Evelyn’s eyes rolled up for a moment. In a flat voice, she said, “Sixteen.”
“Ah, lovely.” Ilvara figured it was as good a day as any, even if she was mistaken. “We must celebrate then.”
“Celebrate?” Evelyn said the word as if she’d never heard it in her life.
“Yes. I’ll get you a present.”
“A present?”
Ilvara went to the chest at the end of the bed and pulled out a violet dress. “Yes. You may have this. It isn’t much, but it’ll do better than nothing. See? It even has a sash.”
“For me?”
“Yes.” Ilvara laid it on the bed near Evelyn’s feet.
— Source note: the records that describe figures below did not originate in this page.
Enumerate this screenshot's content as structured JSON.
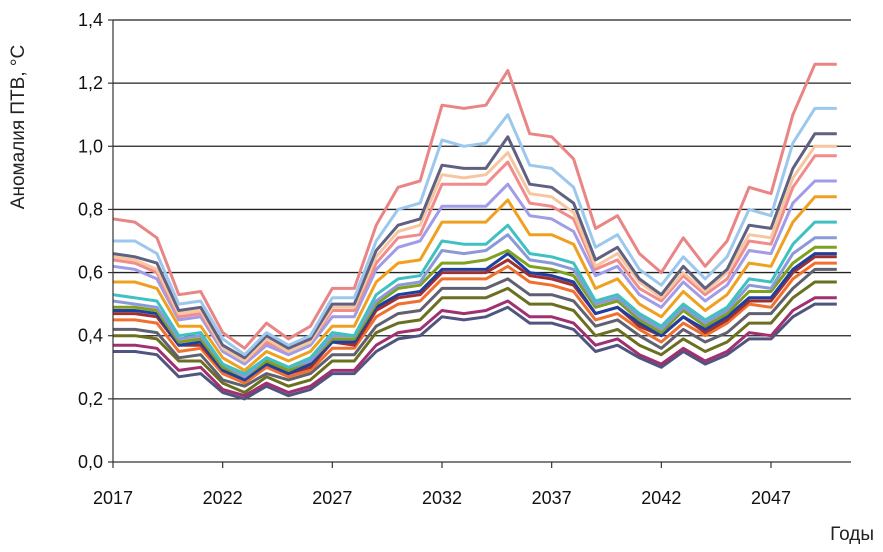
{
  "chart_data": {
    "type": "line",
    "ylabel": "Аномалия ПТВ, °С",
    "xlabel": "Годы",
    "ylim": [
      0.0,
      1.4
    ],
    "yticks": [
      "0,0",
      "0,2",
      "0,4",
      "0,6",
      "0,8",
      "1,0",
      "1,2",
      "1,4"
    ],
    "xticks": [
      "2017",
      "2022",
      "2027",
      "2032",
      "2037",
      "2042",
      "2047"
    ],
    "grid": "horizontal",
    "x": [
      2017,
      2018,
      2019,
      2020,
      2021,
      2022,
      2023,
      2024,
      2025,
      2026,
      2027,
      2028,
      2029,
      2030,
      2031,
      2032,
      2033,
      2034,
      2035,
      2036,
      2037,
      2038,
      2039,
      2040,
      2041,
      2042,
      2043,
      2044,
      2045,
      2046,
      2047,
      2048,
      2049,
      2050
    ],
    "series": [
      {
        "color": "#e98585",
        "values": [
          0.77,
          0.76,
          0.71,
          0.53,
          0.54,
          0.41,
          0.36,
          0.44,
          0.39,
          0.43,
          0.55,
          0.55,
          0.75,
          0.87,
          0.89,
          1.13,
          1.12,
          1.13,
          1.24,
          1.04,
          1.03,
          0.96,
          0.74,
          0.78,
          0.66,
          0.6,
          0.71,
          0.62,
          0.7,
          0.87,
          0.85,
          1.1,
          1.26,
          1.26
        ]
      },
      {
        "color": "#9cc8ee",
        "values": [
          0.7,
          0.7,
          0.66,
          0.5,
          0.51,
          0.39,
          0.34,
          0.41,
          0.37,
          0.4,
          0.52,
          0.52,
          0.7,
          0.8,
          0.82,
          1.02,
          1.0,
          1.01,
          1.1,
          0.94,
          0.93,
          0.87,
          0.68,
          0.72,
          0.61,
          0.56,
          0.65,
          0.58,
          0.65,
          0.8,
          0.78,
          1.01,
          1.12,
          1.12
        ]
      },
      {
        "color": "#606080",
        "values": [
          0.66,
          0.65,
          0.63,
          0.48,
          0.49,
          0.37,
          0.33,
          0.4,
          0.36,
          0.39,
          0.5,
          0.5,
          0.67,
          0.75,
          0.77,
          0.94,
          0.93,
          0.93,
          1.03,
          0.88,
          0.87,
          0.82,
          0.64,
          0.68,
          0.58,
          0.53,
          0.62,
          0.55,
          0.61,
          0.75,
          0.74,
          0.93,
          1.04,
          1.04
        ]
      },
      {
        "color": "#f5c6a0",
        "values": [
          0.65,
          0.64,
          0.61,
          0.47,
          0.48,
          0.36,
          0.32,
          0.39,
          0.35,
          0.38,
          0.49,
          0.49,
          0.65,
          0.73,
          0.75,
          0.91,
          0.9,
          0.91,
          0.98,
          0.85,
          0.84,
          0.79,
          0.62,
          0.66,
          0.57,
          0.52,
          0.6,
          0.54,
          0.6,
          0.72,
          0.71,
          0.9,
          1.0,
          1.0
        ]
      },
      {
        "color": "#f28b8b",
        "values": [
          0.64,
          0.63,
          0.6,
          0.46,
          0.47,
          0.36,
          0.32,
          0.38,
          0.35,
          0.38,
          0.48,
          0.48,
          0.63,
          0.71,
          0.72,
          0.88,
          0.88,
          0.88,
          0.95,
          0.82,
          0.81,
          0.77,
          0.61,
          0.64,
          0.55,
          0.51,
          0.59,
          0.53,
          0.58,
          0.7,
          0.69,
          0.87,
          0.97,
          0.97
        ]
      },
      {
        "color": "#a09ce8",
        "values": [
          0.62,
          0.61,
          0.58,
          0.45,
          0.46,
          0.35,
          0.31,
          0.37,
          0.34,
          0.37,
          0.46,
          0.46,
          0.61,
          0.68,
          0.7,
          0.81,
          0.81,
          0.81,
          0.88,
          0.78,
          0.77,
          0.73,
          0.59,
          0.62,
          0.53,
          0.49,
          0.57,
          0.51,
          0.56,
          0.67,
          0.66,
          0.82,
          0.89,
          0.89
        ]
      },
      {
        "color": "#f0a020",
        "values": [
          0.57,
          0.57,
          0.55,
          0.43,
          0.43,
          0.33,
          0.29,
          0.35,
          0.32,
          0.35,
          0.43,
          0.43,
          0.57,
          0.63,
          0.64,
          0.76,
          0.76,
          0.76,
          0.83,
          0.72,
          0.72,
          0.69,
          0.55,
          0.58,
          0.5,
          0.46,
          0.54,
          0.48,
          0.53,
          0.63,
          0.62,
          0.76,
          0.84,
          0.84
        ]
      },
      {
        "color": "#40c0c0",
        "values": [
          0.53,
          0.52,
          0.51,
          0.4,
          0.41,
          0.31,
          0.28,
          0.33,
          0.3,
          0.33,
          0.41,
          0.4,
          0.53,
          0.58,
          0.59,
          0.7,
          0.69,
          0.69,
          0.75,
          0.66,
          0.65,
          0.63,
          0.51,
          0.53,
          0.47,
          0.43,
          0.5,
          0.45,
          0.49,
          0.58,
          0.57,
          0.69,
          0.76,
          0.76
        ]
      },
      {
        "color": "#8a9ad8",
        "values": [
          0.51,
          0.5,
          0.49,
          0.39,
          0.4,
          0.31,
          0.27,
          0.33,
          0.3,
          0.32,
          0.4,
          0.4,
          0.51,
          0.56,
          0.57,
          0.67,
          0.66,
          0.67,
          0.72,
          0.64,
          0.63,
          0.61,
          0.5,
          0.52,
          0.46,
          0.42,
          0.49,
          0.44,
          0.48,
          0.56,
          0.55,
          0.66,
          0.71,
          0.71
        ]
      },
      {
        "color": "#80a020",
        "values": [
          0.49,
          0.49,
          0.48,
          0.38,
          0.39,
          0.3,
          0.27,
          0.32,
          0.29,
          0.32,
          0.39,
          0.39,
          0.5,
          0.55,
          0.56,
          0.63,
          0.63,
          0.64,
          0.67,
          0.62,
          0.61,
          0.59,
          0.49,
          0.51,
          0.45,
          0.41,
          0.48,
          0.43,
          0.47,
          0.54,
          0.54,
          0.63,
          0.68,
          0.68
        ]
      },
      {
        "color": "#2040a0",
        "values": [
          0.48,
          0.48,
          0.47,
          0.37,
          0.38,
          0.29,
          0.26,
          0.31,
          0.28,
          0.31,
          0.38,
          0.38,
          0.49,
          0.53,
          0.54,
          0.61,
          0.61,
          0.61,
          0.66,
          0.6,
          0.59,
          0.57,
          0.47,
          0.49,
          0.44,
          0.4,
          0.46,
          0.42,
          0.46,
          0.52,
          0.52,
          0.61,
          0.66,
          0.66
        ]
      },
      {
        "color": "#a03030",
        "values": [
          0.47,
          0.47,
          0.46,
          0.37,
          0.37,
          0.29,
          0.26,
          0.31,
          0.28,
          0.3,
          0.38,
          0.37,
          0.48,
          0.52,
          0.53,
          0.6,
          0.6,
          0.6,
          0.64,
          0.59,
          0.58,
          0.56,
          0.47,
          0.49,
          0.43,
          0.4,
          0.46,
          0.41,
          0.45,
          0.51,
          0.51,
          0.6,
          0.65,
          0.65
        ]
      },
      {
        "color": "#f07030",
        "values": [
          0.45,
          0.45,
          0.44,
          0.35,
          0.36,
          0.28,
          0.25,
          0.3,
          0.27,
          0.29,
          0.36,
          0.36,
          0.46,
          0.5,
          0.51,
          0.58,
          0.58,
          0.58,
          0.62,
          0.57,
          0.56,
          0.54,
          0.45,
          0.47,
          0.42,
          0.38,
          0.44,
          0.4,
          0.44,
          0.5,
          0.49,
          0.58,
          0.63,
          0.63
        ]
      },
      {
        "color": "#606070",
        "values": [
          0.42,
          0.42,
          0.41,
          0.33,
          0.34,
          0.26,
          0.24,
          0.28,
          0.26,
          0.28,
          0.34,
          0.34,
          0.43,
          0.47,
          0.48,
          0.55,
          0.55,
          0.55,
          0.58,
          0.53,
          0.53,
          0.51,
          0.43,
          0.45,
          0.4,
          0.36,
          0.42,
          0.38,
          0.41,
          0.47,
          0.47,
          0.55,
          0.61,
          0.61
        ]
      },
      {
        "color": "#6a7020",
        "values": [
          0.4,
          0.4,
          0.39,
          0.32,
          0.32,
          0.25,
          0.22,
          0.27,
          0.24,
          0.26,
          0.32,
          0.32,
          0.41,
          0.44,
          0.45,
          0.52,
          0.52,
          0.52,
          0.55,
          0.5,
          0.5,
          0.48,
          0.4,
          0.42,
          0.37,
          0.34,
          0.39,
          0.35,
          0.38,
          0.44,
          0.44,
          0.52,
          0.57,
          0.57
        ]
      },
      {
        "color": "#a03070",
        "values": [
          0.37,
          0.37,
          0.36,
          0.29,
          0.3,
          0.23,
          0.21,
          0.25,
          0.22,
          0.24,
          0.29,
          0.29,
          0.37,
          0.41,
          0.42,
          0.48,
          0.47,
          0.48,
          0.51,
          0.46,
          0.46,
          0.44,
          0.37,
          0.39,
          0.34,
          0.31,
          0.36,
          0.32,
          0.35,
          0.41,
          0.4,
          0.48,
          0.52,
          0.52
        ]
      },
      {
        "color": "#505580",
        "values": [
          0.35,
          0.35,
          0.34,
          0.27,
          0.28,
          0.22,
          0.2,
          0.24,
          0.21,
          0.23,
          0.28,
          0.28,
          0.35,
          0.39,
          0.4,
          0.46,
          0.45,
          0.46,
          0.49,
          0.44,
          0.44,
          0.42,
          0.35,
          0.37,
          0.33,
          0.3,
          0.35,
          0.31,
          0.34,
          0.39,
          0.39,
          0.46,
          0.5,
          0.5
        ]
      }
    ]
  }
}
Evelyn touched the fabric gently. “What would you like me to do?”
“What do you mean?”
“For the dress.”
“You don’t need to do anything for it. It’s just a gift.”
“A gift?”
Ilvara sat on the edge of the bed. “Yes. Just something for you to keep.”
“Can I wear it?”
Ilvara laughed. “Of course you can wear it.”
Even still, Evelyn asked before wearing it for at least six months.
Evelyn’s wounds healed slowly, and as they did, Ilvara began reading to her from the books she had around the cabin—volumes taken from villages and from shops at the city’s edge. Evelyn did not share much about her past. Either she didn’t remember, or she didn’t want to talk about it. The few times Ilvara asked, Evelyn changed the subject. As time went on, Ilvara didn’t care to ask anymore. What was the use? The past was behind them, and the future was so much brighter.